Should be fixed now.

marijn · November 14, 2016, 10:00am

This patch should address this behavior (the list now ends up inside the table cell, which makes more sense)

kiejo · November 14, 2016, 3:45pm

Great, thanks for fixing these so fast! I tried the latest version from master and everything seems to be working nicely now

matthieubellon · November 14, 2016, 3:46pm

One thing Prosemirror was shining at is handling paste from external source (websites, Word) and doing a great job at it (especially word)

It lost it when we migrated to 0.13. I checked on prosemirror demos and reproduced it : http://recordit.co/d0sCLb5BZj

Console log : `bundle_basic.js:9719 Uncaught TypeError: Cannot read property ‘push’ of null(…) (anonymous function) @ bundle_basic.js:9719 forEach @ bundle_basic.js:3655 loop @ bundle_basic.js:9714 normalizeSiblings @ bundle_basic.js:9726 fromClipboard @ bundle_basic.js:9689 handlers.paste @ bundle_basic.js:12007 (anonymous function) @ bundle_basic.js:11634

marijn · November 14, 2016, 9:11pm

Not lost, just broken a little. Patch 4985040a9c63 seems to enable me to paste from Le Monde again. Do you want to test it out before I tag a bugfix release?

matthieubellon · November 15, 2016, 7:46am

Great news. I thought you changed paste strategy. Please proceed, I won’t be able to test it today and do not want to be a bottleneck. Thanks again Matthieu

marijn · November 15, 2016, 9:13am

Published prosemirror-view 0.13.1 with the fixes.

thomasWajs · November 29, 2016, 3:49pm

Dunno if linked to the paste rework discussed here, but I noticed some weird behaviour with copy-paste. It seems to happen on windows only (we could not reproduce on Linux/Mac).

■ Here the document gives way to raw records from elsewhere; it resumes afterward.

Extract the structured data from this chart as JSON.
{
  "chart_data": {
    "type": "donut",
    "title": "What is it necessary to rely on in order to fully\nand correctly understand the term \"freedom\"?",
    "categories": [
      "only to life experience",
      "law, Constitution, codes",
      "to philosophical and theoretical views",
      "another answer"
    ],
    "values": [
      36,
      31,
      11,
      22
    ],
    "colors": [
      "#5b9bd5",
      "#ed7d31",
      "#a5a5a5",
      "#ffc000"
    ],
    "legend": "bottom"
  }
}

On the basic demo page ( http://prosemirror.net/demo/basic.html ), I notice that :

I can copy/cut a word from the editor, but I cannot paste it back into the same editor. An action is fired, because the history plugin display the undo button into the menu, but the pasted text does not appears.
If I copy a single word from the introduction paragraph of the demo, then paste it into the middle of a paragraph in the editor, the target paragraph is splitted and a new paragraph is inserted, which contains the single copied word

Hope you have a windows VM somewhere if you want to take a look.

marijn · November 29, 2016, 4:32pm

@thomasWajs Which browser+version is this happening in?

thomasWajs · November 29, 2016, 9:32pm

Firefox 50.0.1 Chrome 54.0.2840.99 m

Both on Windows 7 64 bits

Sorry for the double post with https://github.com/ProseMirror/prosemirror/issues/497, our report crossed

amk221 · August 3, 2021, 6:02pm

It’s great that there are so many hooks to handle pasting text and html, but I agree that there is a gap.

There is no opportunity to add a node. @wes-r is right that by the time you are in the transformPasted hook, it’s too late.

My schema doesn’t have paragraphs. And I’d like the opportunity to add a node after paragraphs.

One could solve this by adding a paragraph to their schema, so that in transformPasted you could then detect a paragraph and do-a-thing. But, that muddies the schema, which itself should not have paragraphs.

Are there any alternative approaches?